Text Sparse Rules
The sparse text rules allow for tokenizing text values, as well as TextListValues. They produce a block of numerical variables, one for each token count, where each VarKey* holds the value of the corresponding token to be extracted.
TextWords
Tokenization of a Text value into a bag of words. The words tokenization process uses separator or control characters as delimiters. The obtained words are either sequences of punctuation characters or sequences of any other character.
Example
In this example, the block of variables named BlogWords is filled from the Blog variable using a word tokenization process. Each variable within the block has a VarKey corresponding to the specific word to count. For example, if the value of the Blog variable is "Hello world!", the sparse block BlogWords will include variables Count_Hello, Count_world and Count_!, each with a value of 1.
TextNgrams
Tokenization of a Text value into a bag of ngrams. The ngrams are ngrams of bytes, from 1-grams to 8-grams.
Example
In this example, the block of variables named BlogNgrams is filled from the Blog variable using a ngrams tokenization process. Each variable within the block has a VarKey corresponding to the specific ngram to count. For example, if the value of the Blog variable is "Hello world!", the sparse block BlogNgrams will include variable Count1gram(l) with a value of 3, and variables Count3gram(lo ), Count6gram(world!) and Count1gram(!) with a value of 1.
Dictionary Document
{
Categorical DocId;
Text Blog;
{
Numerical `Count1gram(h)` ; <VarKey="h">
Numerical `Count1gram(l)` ; <VarKey="l">
Numerical `Count4gram(hell)` ; <VarKey="hell">
Numerical `Count3gram(lo )` ; <VarKey="lo ">
Numerical `Count6gram(world!)` ; <VarKey="world!">
Numerical `Count1gram(!)`` ; <VarKey="!">
} BlogNgrams = TextNgrams(Blog) ;
};
TextTokens
Tokenization of a Text value into a bag of tokens. The tokens tokenization process simply uses the blank character as delimiter. This method assumes that the text has been already preprocessed (e.g. lemmatization).
Example
In this example, the block of variables named BlogTokens is filled from the Blog variable using a word tokenization process. Each variable within the block has a VarKey corresponding to the specific word to count. For example, if the value of the Blog variable is "Hello world!", the sparse block BlogTokens will include variables Count_Hello and Count_world! with a value of 1.
Dictionary Document
{
Categorical DocId;
Text Blog;
{
Numerical Count_hello ; <VarKey="hello">
Numerical Count_Hello ; <VarKey="Hello">
Numerical Count_world ; <VarKey="world">
Numerical `Count_world!` ; <VarKey="world!">
Numerical `Count_.` ; <VarKey=".">
Numerical `Count_!` ; <VarKey="!">
} BlogWords = TextWords(Blog) ;
};
TextListWords
Tokenization of a TextList value into a bag of words.

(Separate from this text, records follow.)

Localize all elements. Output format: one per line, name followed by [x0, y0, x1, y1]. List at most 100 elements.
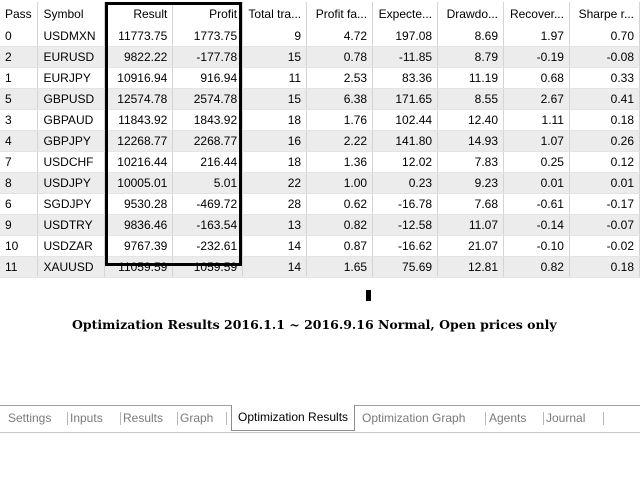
bottom-tab-bar: Settings Inputs Results Graph Optimization R… — [0, 405, 640, 431]
table-body: 0 USDMXN 11773.75 1773.75 9 4.72 197.08 8.69 1.9… — [0, 26, 640, 278]
tab-graph[interactable]: Graph — [180, 406, 213, 430]
table-cell: 9 — [242, 26, 308, 47]
table-cell: 2268.77 — [172, 130, 244, 152]
table-cell: -0.07 — [569, 214, 640, 236]
column-header-6[interactable]: Expecte... — [372, 2, 439, 26]
table-cell: 0.26 — [569, 130, 640, 152]
table-cell: 1 — [0, 67, 39, 89]
table-cell: 18 — [242, 109, 308, 131]
table-cell: 2.53 — [306, 67, 374, 89]
table-cell: 0.82 — [306, 214, 374, 236]
table-cell: 10916.94 — [104, 67, 174, 89]
header-row: Pass Symbol Result Profit Total tra... Profit… — [0, 2, 640, 26]
column-header-2[interactable]: Result — [104, 2, 174, 26]
column-header-4[interactable]: Total tra... — [242, 2, 308, 26]
table-cell: 12.81 — [437, 256, 504, 278]
table-cell: 1.97 — [503, 26, 570, 47]
table-cell: -177.78 — [172, 46, 244, 68]
table-cell: 9767.39 — [104, 235, 174, 257]
table-cell: USDMXN — [37, 26, 106, 47]
table-row[interactable]: 8 USDJPY 10005.01 5.01 22 1.00 0.23 9.23 0.01 0.0… — [0, 172, 640, 194]
table-row[interactable]: 5 GBPUSD 12574.78 2574.78 15 6.38 171.65 8.55 2.… — [0, 88, 640, 110]
text-cursor-mark — [366, 290, 371, 301]
table-cell: 2 — [0, 46, 39, 68]
tab-journal[interactable]: Journal — [546, 406, 585, 430]
table-cell: 13 — [242, 214, 308, 236]
table-row[interactable]: 0 USDMXN 11773.75 1773.75 9 4.72 197.08 8.69 1.9… — [0, 26, 640, 47]
column-header-7[interactable]: Drawdo... — [437, 2, 504, 26]
table-cell: -0.10 — [503, 235, 570, 257]
table-cell: 1.65 — [306, 256, 374, 278]
table-cell: 171.65 — [372, 88, 439, 110]
optimization-results-table: Pass Symbol Result Profit Total tra... Profit… — [0, 2, 640, 278]
column-header-0[interactable]: Pass — [0, 2, 39, 26]
table-cell: 7 — [0, 151, 39, 173]
tab-separator — [603, 412, 604, 425]
table-cell: 15 — [242, 88, 308, 110]
tab-optimization-graph[interactable]: Optimization Graph — [362, 406, 465, 430]
table-cell: 9.23 — [437, 172, 504, 194]
table-cell: 75.69 — [372, 256, 439, 278]
table-row[interactable]: 6 SGDJPY 9530.28 -469.72 28 0.62 -16.78 7.68 -0.… — [0, 193, 640, 215]
table-cell: 14.93 — [437, 130, 504, 152]
column-header-5[interactable]: Profit fa... — [306, 2, 374, 26]
table-cell: 0.78 — [306, 46, 374, 68]
table-cell: 0.25 — [503, 151, 570, 173]
tab-results[interactable]: Results — [123, 406, 163, 430]
table-cell: 12.02 — [372, 151, 439, 173]
table-cell: -0.08 — [569, 46, 640, 68]
table-cell: 11773.75 — [104, 26, 174, 47]
table-cell: USDCHF — [37, 151, 106, 173]
table-cell: GBPJPY — [37, 130, 106, 152]
table-row[interactable]: 11 XAUUSD 11059.59 1059.59 14 1.65 75.69 12.81 0… — [0, 256, 640, 278]
table-cell: 0.70 — [569, 26, 640, 47]
table-cell: 12.40 — [437, 109, 504, 131]
table-cell: 1.76 — [306, 109, 374, 131]
tab-separator — [120, 412, 121, 425]
table-cell: USDJPY — [37, 172, 106, 194]
table-cell: USDZAR — [37, 235, 106, 257]
table-cell: 1059.59 — [172, 256, 244, 278]
tab-agents[interactable]: Agents — [489, 406, 526, 430]
table-cell: 12268.77 — [104, 130, 174, 152]
column-header-1[interactable]: Symbol — [37, 2, 106, 26]
table-cell: -0.14 — [503, 214, 570, 236]
table-cell: 11 — [242, 67, 308, 89]
table-row[interactable]: 4 GBPJPY 12268.77 2268.77 16 2.22 141.80 14.93 1… — [0, 130, 640, 152]
table-cell: 15 — [242, 46, 308, 68]
table-cell: 0.33 — [569, 67, 640, 89]
table-cell: 1.00 — [306, 172, 374, 194]
tab-inputs[interactable]: Inputs — [70, 406, 103, 430]
table-cell: 7.83 — [437, 151, 504, 173]
table-cell: 8 — [0, 172, 39, 194]
table-cell: 9530.28 — [104, 193, 174, 215]
table-cell: 16 — [242, 130, 308, 152]
table-row[interactable]: 3 GBPAUD 11843.92 1843.92 18 1.76 102.44 12.40 1… — [0, 109, 640, 131]
table-row[interactable]: 10 USDZAR 9767.39 -232.61 14 0.87 -16.62 21.07-… — [0, 235, 640, 257]
table-cell: 0.01 — [569, 172, 640, 194]
table-cell: 102.44 — [372, 109, 439, 131]
table-cell: 6.38 — [306, 88, 374, 110]
table-cell: 4.72 — [306, 26, 374, 47]
table-cell: SGDJPY — [37, 193, 106, 215]
table-cell: 9 — [0, 214, 39, 236]
table-cell: 9836.46 — [104, 214, 174, 236]
table-cell: -0.17 — [569, 193, 640, 215]
table-cell: -163.54 — [172, 214, 244, 236]
table-cell: -16.78 — [372, 193, 439, 215]
table-row[interactable]: 7 USDCHF 10216.44 216.44 18 1.36 12.02 7.83 0.25… — [0, 151, 640, 173]
table-cell: 0.62 — [306, 193, 374, 215]
tab-settings[interactable]: Settings — [8, 406, 51, 430]
column-header-9[interactable]: Sharpe r... — [569, 2, 640, 26]
table-cell: 2.22 — [306, 130, 374, 152]
table-cell: -232.61 — [172, 235, 244, 257]
column-header-8[interactable]: Recover... — [503, 2, 570, 26]
tab-optimization-results[interactable]: Optimization Results — [231, 405, 356, 431]
column-header-3[interactable]: Profit — [172, 2, 244, 26]
table-row[interactable]: 9 USDTRY 9836.46 -163.54 13 0.82 -12.58 11.07 -0… — [0, 214, 640, 236]
table-cell: 9822.22 — [104, 46, 174, 68]
table-cell: 0.87 — [306, 235, 374, 257]
table-row[interactable]: 2 EURUSD 9822.22 -177.78 15 0.78 -11.85 8.79 -0.… — [0, 46, 640, 68]
table-cell: -0.61 — [503, 193, 570, 215]
table-row[interactable]: 1 EURJPY 10916.94 916.94 11 2.53 83.36 11.19 0.6… — [0, 67, 640, 89]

The tokenization method used is the same as that of TextWords
, applied each Text values within the TextList.
TextListNgrams
Tokenization of a TextList value into a bag of ngrams.
The tokenization method used is the same as that of TextNgrams
, applied each Text values within the TextList.
TextListTokens
Tokenization of a TextList value into a bag of tokens.
The tokenization method used is the same as that of TextTokens
, applied each Text values within the TextList.